None of this requires romanticizing China, imagining it as some technocratic utopia. Anyone who reads me or listens to my show knows, I trust, that I don’t see it that way. The point is different. If we are serious about liberal values, we must recover the ability to deliver the material goods, the infrastructure, the education, the basic prerequisites of a decent everyday life. Democracies renewed themselves in earlier crises by coupling procedural legitimacy to performance. We need that fusion again, and we need it yesterday.
Here’s the thing, though: I bristle at the hectoring tone that so often emanates from Western capitals on human rights. The scolding, the sanctimony, so often delivered without anything like moral standing — rife with hypocrisy that’s impossible to ignore — seems counterproductive, galvanizing defensiveness in Beijing while accomplishing little. I’ve long felt that way. Bristle though I may, I believe the pressure itself wasn’t always a bad thing. And here is one of the tragedies of our moment. If no state actor outside China can credibly model a moral example — no polity that inspires by what it builds at home and how it comports itself abroad — then meaningful pressure on Beijing and other illiberal states will fade.

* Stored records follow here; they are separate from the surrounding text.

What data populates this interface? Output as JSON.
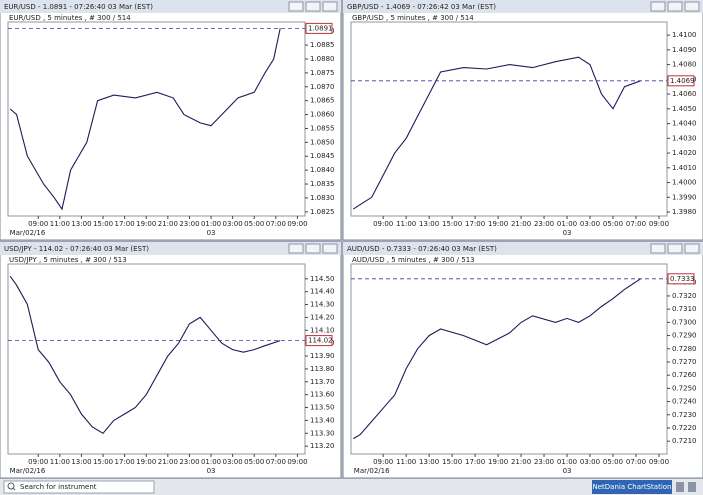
{
  "chart_data": [
    {
      "type": "line",
      "title": "EUR/USD - 1.0891 - 07:26:40 03 Mar (EST)",
      "subtitle": "EUR/USD , 5 minutes , # 300 / 514",
      "x": [
        6.4,
        7,
        8,
        9.5,
        10.5,
        11.2,
        12,
        13.5,
        14.5,
        16,
        18,
        20,
        21.5,
        22.5,
        24,
        25,
        26,
        27.5,
        29,
        30,
        30.8,
        31.4
      ],
      "values": [
        1.0862,
        1.086,
        1.0845,
        1.0835,
        1.083,
        1.0826,
        1.084,
        1.085,
        1.0865,
        1.0867,
        1.0866,
        1.0868,
        1.0866,
        1.086,
        1.0857,
        1.0856,
        1.086,
        1.0866,
        1.0868,
        1.0875,
        1.088,
        1.0891
      ],
      "color": "#1c1c5a",
      "last": 1.0891,
      "xlim": [
        6.2,
        33.7
      ],
      "xticks": [
        {
          "value": 9,
          "label": "09:00"
        },
        {
          "value": 11,
          "label": "11:00"
        },
        {
          "value": 13,
          "label": "13:00"
        },
        {
          "value": 15,
          "label": "15:00"
        },
        {
          "value": 17,
          "label": "17:00"
        },
        {
          "value": 19,
          "label": "19:00"
        },
        {
          "value": 21,
          "label": "21:00"
        },
        {
          "value": 23,
          "label": "23:00"
        },
        {
          "value": 25,
          "label": "01:00"
        },
        {
          "value": 27,
          "label": "03:00"
        },
        {
          "value": 29,
          "label": "05:00"
        },
        {
          "value": 31,
          "label": "07:00"
        },
        {
          "value": 33,
          "label": "09:00"
        }
      ],
      "xdates": [
        {
          "value": 8,
          "label": "Mar/02/16"
        },
        {
          "value": 25,
          "label": "03"
        }
      ],
      "ylim": [
        1.08235,
        1.08933
      ],
      "yticks": [
        {
          "value": 1.0825,
          "label": "1.0825"
        },
        {
          "value": 1.083,
          "label": "1.0830"
        },
        {
          "value": 1.0835,
          "label": "1.0835"
        },
        {
          "value": 1.084,
          "label": "1.0840"
        },
        {
          "value": 1.0845,
          "label": "1.0845"
        },
        {
          "value": 1.085,
          "label": "1.0850"
        },
        {
          "value": 1.0855,
          "label": "1.0855"
        },
        {
          "value": 1.086,
          "label": "1.0860"
        },
        {
          "value": 1.0865,
          "label": "1.0865"
        },
        {
          "value": 1.087,
          "label": "1.0870"
        },
        {
          "value": 1.0875,
          "label": "1.0875"
        },
        {
          "value": 1.088,
          "label": "1.0880"
        },
        {
          "value": 1.0885,
          "label": "1.0885"
        },
        {
          "value": 1.089,
          "label": "1.0890"
        }
      ]
    },
    {
      "type": "line",
      "title": "GBP/USD - 1.4069 - 07:26:42 03 Mar (EST)",
      "subtitle": "GBP/USD , 5 minutes , # 300 / 514",
      "x": [
        6.4,
        7,
        8,
        9,
        10,
        11,
        12,
        13,
        14,
        16,
        18,
        20,
        22,
        24,
        26,
        27,
        28,
        29,
        30,
        31.4
      ],
      "values": [
        1.3982,
        1.3985,
        1.399,
        1.4005,
        1.402,
        1.403,
        1.4045,
        1.406,
        1.4075,
        1.4078,
        1.4077,
        1.408,
        1.4078,
        1.4082,
        1.4085,
        1.408,
        1.406,
        1.405,
        1.4065,
        1.4069
      ],
      "color": "#1c1c5a",
      "last": 1.4069,
      "xlim": [
        6.2,
        33.7
      ],
      "xticks": [
        {
          "value": 9,
          "label": "09:00"
        },
        {
          "value": 11,
          "label": "11:00"
        },
        {
          "value": 13,
          "label": "13:00"
        },
        {
          "value": 15,
          "label": "15:00"
        },
        {
          "value": 17,
          "label": "17:00"
        },
        {
          "value": 19,
          "label": "19:00"
        },
        {
          "value": 21,
          "label": "21:00"
        },
        {
          "value": 23,
          "label": "23:00"
        },
        {
          "value": 25,
          "label": "01:00"
        },
        {
          "value": 27,
          "label": "03:00"
        },
        {
          "value": 29,
          "label": "05:00"
        },
        {
          "value": 31,
          "label": "07:00"
        },
        {
          "value": 33,
          "label": "09:00"
        }
      ],
      "xdates": [
        {
          "value": 25,
          "label": "03"
        }
      ],
      "ylim": [
        1.39773,
        1.41089
      ],
      "yticks": [
        {
          "value": 1.398,
          "label": "1.3980"
        },
        {
          "value": 1.399,
          "label": "1.3990"
        },
        {
          "value": 1.4,
          "label": "1.4000"
        },
        {
          "value": 1.401,
          "label": "1.4010"
        },
        {
          "value": 1.402,
          "label": "1.4020"
        },
        {
          "value": 1.403,
          "label": "1.4030"
        },
        {
          "value": 1.404,
          "label": "1.4040"
        },
        {
          "value": 1.405,
          "label": "1.4050"
        },
        {
          "value": 1.406,
          "label": "1.4060"
        },
        {
          "value": 1.407,
          "label": "1.4070"
        },
        {
          "value": 1.408,
          "label": "1.4080"
        },
        {
          "value": 1.409,
          "label": "1.4090"
        },
        {
          "value": 1.41,
          "label": "1.4100"
        }
      ]
    },
    {
      "type": "line",
      "title": "USD/JPY - 114.02 - 07:26:40 03 Mar (EST)",
      "subtitle": "USD/JPY , 5 minutes , # 300 / 513",
      "x": [
        6.4,
        7,
        8,
        9,
        10,
        11,
        12,
        13,
        14,
        15,
        16,
        17,
        18,
        19,
        20,
        21,
        22,
        23,
        24,
        25,
        26,
        27,
        28,
        29,
        30,
        31.4
      ],
      "values": [
        114.52,
        114.45,
        114.3,
        113.95,
        113.85,
        113.7,
        113.6,
        113.45,
        113.35,
        113.3,
        113.4,
        113.45,
        113.5,
        113.6,
        113.75,
        113.9,
        114.0,
        114.15,
        114.2,
        114.1,
        114.0,
        113.95,
        113.93,
        113.95,
        113.98,
        114.02
      ],
      "color": "#1c1c5a",
      "last": 114.02,
      "xlim": [
        6.2,
        33.7
      ],
      "xticks": [
        {
          "value": 9,
          "label": "09:00"
        },
        {
          "value": 11,
          "label": "11:00"
        },
        {
          "value": 13,
          "label": "13:00"
        },
        {
          "value": 15,
          "label": "15:00"
        },
        {
          "value": 17,
          "label": "17:00"
        },
        {
          "value": 19,
          "label": "19:00"
        },
        {
          "value": 21,
          "label": "21:00"
        },
        {
          "value": 23,
          "label": "23:00"
        },
        {
          "value": 25,
          "label": "01:00"
        },
        {
          "value": 27,
          "label": "03:00"
        },
        {
          "value": 29,
          "label": "05:00"
        },
        {
          "value": 31,
          "label": "07:00"
        },
        {
          "value": 33,
          "label": "09:00"
        }
      ],
      "xdates": [
        {
          "value": 8,
          "label": "Mar/02/16"
        },
        {
          "value": 25,
          "label": "03"
        }
      ],
      "ylim": [
        113.139,
        114.615
      ],
      "yticks": [
        {
          "value": 113.2,
          "label": "113.20"
        },
        {
          "value": 113.3,
          "label": "113.30"
        },
        {
          "value": 113.4,
          "label": "113.40"
        },
        {
          "value": 113.5,
          "label": "113.50"
        },
        {
          "value": 113.6,
          "label": "113.60"
        },
        {
          "value": 113.7,
          "label": "113.70"
        },
        {
          "value": 113.8,
          "label": "113.80"
        },
        {
          "value": 113.9,
          "label": "113.90"
        },
        {
          "value": 114,
          "label": "114.00"
        },
        {
          "value": 114.1,
          "label": "114.10"
        },
        {
          "value": 114.2,
          "label": "114.20"
        },
        {
          "value": 114.3,
          "label": "114.30"
        },
        {
          "value": 114.4,
          "label": "114.40"
        },
        {
          "value": 114.5,
          "label": "114.50"
        }
      ]
    },
    {
      "type": "line",
      "title": "AUD/USD - 0.7333 - 07:26:40 03 Mar (EST)",
      "subtitle": "AUD/USD , 5 minutes , # 300 / 513",
      "x": [
        6.4,
        7,
        8,
        9,
        10,
        11,
        12,
        13,
        14,
        16,
        18,
        20,
        21,
        22,
        24,
        25,
        26,
        27,
        28,
        29,
        30,
        31.4
      ],
      "values": [
        0.7212,
        0.7215,
        0.7225,
        0.7235,
        0.7245,
        0.7265,
        0.728,
        0.729,
        0.7295,
        0.729,
        0.7283,
        0.7292,
        0.73,
        0.7305,
        0.73,
        0.7303,
        0.73,
        0.7305,
        0.7312,
        0.7318,
        0.7325,
        0.7333
      ],
      "color": "#1c1c5a",
      "last": 0.7333,
      "xlim": [
        6.2,
        33.7
      ],
      "xticks": [
        {
          "value": 9,
          "label": "09:00"
        },
        {
          "value": 11,
          "label": "11:00"
        },
        {
          "value": 13,
          "label": "13:00"
        },
        {
          "value": 15,
          "label": "15:00"
        },
        {
          "value": 17,
          "label": "17:00"
        },
        {
          "value": 19,
          "label": "19:00"
        },
        {
          "value": 21,
          "label": "21:00"
        },
        {
          "value": 23,
          "label": "23:00"
        },
        {
          "value": 25,
          "label": "01:00"
        },
        {
          "value": 27,
          "label": "03:00"
        },
        {
          "value": 29,
          "label": "05:00"
        },
        {
          "value": 31,
          "label": "07:00"
        },
        {
          "value": 33,
          "label": "09:00"
        }
      ],
      "xdates": [
        {
          "value": 8,
          "label": "Mar/02/16"
        },
        {
          "value": 25,
          "label": "03"
        }
      ],
      "ylim": [
        0.72003,
        0.73442
      ],
      "yticks": [
        {
          "value": 0.721,
          "label": "0.7210"
        },
        {
          "value": 0.722,
          "label": "0.7220"
        },
        {
          "value": 0.723,
          "label": "0.7230"
        },
        {
          "value": 0.724,
          "label": "0.7240"
        },
        {
          "value": 0.725,
          "label": "0.7250"
        },
        {
          "value": 0.726,
          "label": "0.7260"
        },
        {
          "value": 0.727,
          "label": "0.7270"
        },
        {
          "value": 0.728,
          "label": "0.7280"
        },
        {
          "value": 0.729,
          "label": "0.7290"
        },
        {
          "value": 0.73,
          "label": "0.7300"
        },
        {
          "value": 0.731,
          "label": "0.7310"
        },
        {
          "value": 0.732,
          "label": "0.7320"
        },
        {
          "value": 0.733,
          "label": "0.7330"
        }
      ]
    }
  ],
  "app": {
    "search_placeholder": "Search for instrument",
    "brand": "NetDania ChartStation"
  }
}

That’s not what I wanted. Tolerance, compassion, freedom of conscience, cosmopolitanism — these are not Western property, and haven’t been for a long time. But Western stewardship, in those admittedly rare instances when ideals were actually lived, has helped them spread. If that stewardship fails, the world will not pause and wait for us to get our house in order.
Galadriel’s line1 is not a lament. It is a statement of fact. The world has changed. Can the U.S. and other (once) liberal democracies still summon the seriousness to adapt our systems to reality, and conjure up the moral imagination to make the Enlightenment new again — lived, and not lectured? Perhaps. But it will take time, and meanwhile, there’s a new reality we’ll have to live with. The question before us then is how best to move through the interregnum without breaking what still holds.
The full essay, which I’ve worked on these past few weeks and which I’m tentatively titling “The Great Reckoning,” is coming soon. So is the reckoning itself.
Yes, Tolkien purists, I know it was actually Treebeard, the Ent, who spoke those lines or something close to them in The Lord of the Rings, but I think Peter Jackson putting it into Cate Blanchett’s mouth was far from a terrible idea.